5. Trust Mediation Works

No matter what side you're on, the litigation process can be painful. Trustees, beneficiaries and excluded heirs not only depend on their lawyers to advance their interests, but they also must pay them. They all discover that as a case moves forward, whatever assumptions about its progress may quickly dissipate. The "fog of war" also applies to litigation. A case might not turn out as ironclad as it first appeared. And even if it originally seemed strong, potential deficiencies can reveal themselves later on. Civil litigation is tough, and these are some of its unavoidable realities.

When I'm working with clients, they'll frequently ask me the same question: Will the other side see our willingness to pursue mediation as a sign of weakness? This is a perfectly understandable concern. What's important to keep in mind is that mediation in estate, trust and elder financial abuse cases represents a well-treaded path to resolution. Out of all the civil litigation matters in California, only three percent actually go to trial. That means the vast majority are resolved outside the courtroom through mediation.

Mediation usually takes place after legal action has already been taken by one or more sides, i.e. after a complaint is filed with the court. To put it in the language of boxing, the fighters have already engaged and exchanged blows. But the process doesn't have to begin like that. Instead of filing, litigants can decide that initial-stage mediation is a wiser course. Since 97% of cases are resolved before trial, taking the case to mediation makes sense for your bottom line. As time goes on, costs only increase, so it's better for a client to mediate earlier rather than later.
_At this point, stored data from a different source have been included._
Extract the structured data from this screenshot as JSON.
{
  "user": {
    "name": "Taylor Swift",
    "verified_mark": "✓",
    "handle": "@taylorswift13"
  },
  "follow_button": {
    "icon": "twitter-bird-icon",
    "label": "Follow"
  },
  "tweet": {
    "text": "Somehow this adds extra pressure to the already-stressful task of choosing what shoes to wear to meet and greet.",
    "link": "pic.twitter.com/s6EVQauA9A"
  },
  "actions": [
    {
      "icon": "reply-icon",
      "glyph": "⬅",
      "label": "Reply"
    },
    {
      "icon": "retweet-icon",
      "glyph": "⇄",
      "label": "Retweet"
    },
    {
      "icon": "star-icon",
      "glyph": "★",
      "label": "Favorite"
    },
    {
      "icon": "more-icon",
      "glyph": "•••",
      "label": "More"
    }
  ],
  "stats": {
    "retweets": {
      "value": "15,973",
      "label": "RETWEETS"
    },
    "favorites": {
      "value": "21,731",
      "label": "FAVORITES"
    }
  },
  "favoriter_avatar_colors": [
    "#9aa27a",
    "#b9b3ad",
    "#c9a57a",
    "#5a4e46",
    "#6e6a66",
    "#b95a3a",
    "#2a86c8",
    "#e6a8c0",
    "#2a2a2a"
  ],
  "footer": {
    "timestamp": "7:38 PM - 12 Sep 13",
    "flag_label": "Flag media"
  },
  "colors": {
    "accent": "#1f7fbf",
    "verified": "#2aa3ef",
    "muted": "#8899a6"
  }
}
No two cases of estate, trust or elder financial abuse litigation are exactly alike. There's always variations that characterize every story. Conflicts between beneficiaries and trustees over estate and trust assets can be cantankerous grudge matches. Family members will battle over items and property valuable to them not only financially, but also emotionally. In these disputes, neither side wants to concede an inch to the other, which means that everyone digs in for a fight. That said, even the following contentious cases can and do regularly go to mediation:

  • Will and trust contests;
  • Allegations of breach of fiduciary duty;
  • Conservatorship disputes;
  • Undue influence claims;
  • Disputes regarding capacity to form a trust or a will;
  • Trustee removal disputes;
  • Disputes regarding advance health care directives; and
  • Pretermitted heir disputes.

What should a client expect at mediation? A mediator is a professional, often a retired judge, and one of the first things they'll do is ask you to tell them your story.

A good mediator's opening statement will go something like this:

"Don't' expect to get your best-day results at a trial. Mediation is a process of give and take, weighing risk and reward, factoring in financial and emotional costs of trial and finding a way toward closure - for finality."

At the same time, don't think that it will turn out to be your worst day, either.

In addition, it's important to note that you, the client, don't have to go to mediation, nor are you under any legal obligation to accept mediation results. A top trust and estate mediator I've worked with on California cases has remarked that in all her years serving as a trial judge, she never saw the parties to a trial happy. Trials can be exhausting, and appeals can place additional strain on a client's emotional well-being.

Are there times when mediation fails and trial is necessary? This does happen. If a rogue trustee or caregiver is stubborn enough or truly believes they're right, we'll be ready for litigation so that a judge or jury can decide. Should a trial be necessary, we represent beneficiaries across California, including in Los Angeles, Orange, Santa Clara, San Mateo, Alameda, Contra Costa and Sacramento Counties.

No matter the venue or time, mediations will come with a context of emotional drama. The task of each party involved isn't to deny these emotions, but to focus on a practical resolution of the conflict so that each side can go home in peace with an equitable settlement reached.